We have a small branch vEdge100b deployed with a cable internet provider. The vEdge devices have a 'biz-internet' ipsec TLOC connection to 3 datacenters. I've attached a diagram.

Recently a real-world regional ISP issue caused packet loss between one of our datacenter, datacenter 1, and one of our remote branch 1. The Datacenter routes remained in the table during this impairment - while App Route SLAs reported loss violations. SD-WAN BFD sessions to all datacenters remained up.

From a client perspective - the Datacenter 1(10.1.x.x/16) resources were unavailable. While connectivity to datacenter 2(10.2.x.x/16) and 3 (10.3.x.x/16) resources were not impacted at all.

In our traditional ISR environment we would have modified routing or just shut down an overlay tunnel to force traffic through another datacenter temporarily. However, it seems we're stuck Cisco SD-WAN.

What options are there to reroute traffic dynamically through another biz-internet datacenter during this packet loss impairment?
Is there any new or upcoming feature enhancements for Cisco SD-WAN to map bfd/SLAs loss/latency/jitter trouble to OMP route suppression?

We're on 20.3.2/17.5.01A.

Thank you.

--

ALSO:

I did want to mention for sites that have two transports (ie biz-internet and mpls for example), SLA defined traffic fails over as expected during similar packet loss conditions.

Kanan Huseynli · ‎08-23-2021

Hi,

it is expected that you have route in RIB/FIB while path does not SLA compliant. This is because DC1 is reachable (even with bad parameters) and announce route to vsmart.

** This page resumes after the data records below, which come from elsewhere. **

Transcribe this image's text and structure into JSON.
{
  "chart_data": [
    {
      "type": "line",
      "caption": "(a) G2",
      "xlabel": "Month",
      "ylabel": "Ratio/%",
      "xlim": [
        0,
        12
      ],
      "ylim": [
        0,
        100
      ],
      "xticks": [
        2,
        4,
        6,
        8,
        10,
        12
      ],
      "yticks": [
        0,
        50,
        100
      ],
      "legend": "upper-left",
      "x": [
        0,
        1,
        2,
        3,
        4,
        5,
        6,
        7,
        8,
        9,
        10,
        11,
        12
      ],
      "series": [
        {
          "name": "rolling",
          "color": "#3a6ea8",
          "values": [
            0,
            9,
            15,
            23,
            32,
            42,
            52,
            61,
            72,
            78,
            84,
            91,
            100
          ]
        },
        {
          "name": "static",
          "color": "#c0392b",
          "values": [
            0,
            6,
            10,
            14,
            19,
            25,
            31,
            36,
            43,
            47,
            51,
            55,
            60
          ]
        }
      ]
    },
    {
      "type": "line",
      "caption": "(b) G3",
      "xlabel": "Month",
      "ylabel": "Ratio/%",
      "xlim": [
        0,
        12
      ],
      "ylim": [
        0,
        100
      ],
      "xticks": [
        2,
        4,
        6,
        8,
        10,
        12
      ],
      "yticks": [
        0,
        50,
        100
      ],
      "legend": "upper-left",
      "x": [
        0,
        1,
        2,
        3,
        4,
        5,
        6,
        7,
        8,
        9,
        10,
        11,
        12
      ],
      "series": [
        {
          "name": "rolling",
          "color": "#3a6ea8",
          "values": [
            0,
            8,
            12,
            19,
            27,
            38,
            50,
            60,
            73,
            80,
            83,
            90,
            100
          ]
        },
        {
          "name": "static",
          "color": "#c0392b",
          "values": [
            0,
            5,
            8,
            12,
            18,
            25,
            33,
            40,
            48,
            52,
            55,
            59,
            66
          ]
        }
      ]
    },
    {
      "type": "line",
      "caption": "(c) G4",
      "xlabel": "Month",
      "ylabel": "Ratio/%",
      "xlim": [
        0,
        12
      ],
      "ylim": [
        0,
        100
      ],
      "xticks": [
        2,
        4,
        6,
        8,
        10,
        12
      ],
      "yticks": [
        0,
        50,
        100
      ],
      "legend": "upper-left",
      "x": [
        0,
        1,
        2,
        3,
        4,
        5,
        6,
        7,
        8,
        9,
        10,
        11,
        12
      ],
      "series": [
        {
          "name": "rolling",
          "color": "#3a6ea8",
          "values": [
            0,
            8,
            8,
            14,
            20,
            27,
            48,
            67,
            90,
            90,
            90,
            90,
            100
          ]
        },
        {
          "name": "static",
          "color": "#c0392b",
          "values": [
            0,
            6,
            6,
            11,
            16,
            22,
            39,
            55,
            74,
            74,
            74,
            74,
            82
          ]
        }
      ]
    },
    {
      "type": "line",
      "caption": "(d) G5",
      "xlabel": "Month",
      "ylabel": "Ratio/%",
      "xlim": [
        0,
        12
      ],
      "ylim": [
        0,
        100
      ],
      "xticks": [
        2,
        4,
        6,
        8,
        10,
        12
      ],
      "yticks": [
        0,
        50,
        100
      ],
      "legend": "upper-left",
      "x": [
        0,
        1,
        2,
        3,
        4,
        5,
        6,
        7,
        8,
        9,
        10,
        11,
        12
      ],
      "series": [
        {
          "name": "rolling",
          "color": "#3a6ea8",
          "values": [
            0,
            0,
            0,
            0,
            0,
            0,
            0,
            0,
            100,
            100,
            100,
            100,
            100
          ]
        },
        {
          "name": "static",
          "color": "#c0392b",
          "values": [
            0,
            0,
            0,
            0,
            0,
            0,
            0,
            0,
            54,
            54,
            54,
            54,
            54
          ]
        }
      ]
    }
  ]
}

On the other hand, vsmart re-advertises route to branch1.

Just question, is other DCs advertise DC1 subnets? If not , then router in any case tries to send to DC1 (because it is only device that announce route and reachable even with bad SLA). Even default or summary route from other DCs will not help, because DC1 advertises more specific route.

Application Aware Routing does not change routing in reality. It just determines whether path can be used or not if routing exists. Basically, it can't do anything if you don't have best route over interface/tunnel. So, normally it is used when multiple with the same path routing information available and you want to send traffic more intelligently rather than doing simple ECMP without looking underlay parameters (SLA).

Taking you case, let me explain with routing info.

Suppose you have 2 DC - DC1 and DC2 and one branch. DC1 advertises subnet 10.0.0.0/24, DC2 does not advertise this subnet (may be it advertises summary route like 10.0.0.0/8 or even default - does not matter). You have one underlay - mpls (for simplicity).

In normal case, branch has UP BFDs to both DC (one for DC1, another for DC2). You do AAR and apply some SLA.

When both SLA compliant, traffic is sent only and only DC1, because more specific route received from it.

Now, path to DC1 does not match SLA, but DC2 does. Router evaluates AAR

HTH,
Please rate and mark as an accepted solution if you have found any of the information provided useful.

jonhurley2010 · ‎08-23-2021

Hi Kanan, it looks like your reply was cut off on the routing info explanation - hoping to see the rest!

To answer your we use 10.0.0.0/8 summaries as backup routes in addition to each datacenter advertising its more specific route summaries. Not sure this would help anyway in Cisco SD-WAN/Viptela with only 1 TLOC from your explanation. Thanks!

Kanan Huseynli · ‎08-24-2021

Hi,

ok, expected answer. But this will not help as I explained, because best route shows path to DC1 even with bad SLA.

You should do filtering on vsmart using centralized control policy in this case, manually when failover needed.

I don't know dynamic way to solve you case. At most, you can create script that gets loss/jitter/latency and in case of no-match push policy via API.

HTH,

HTH,
Please rate and mark as an accepted solution if you have found any of the information provided useful.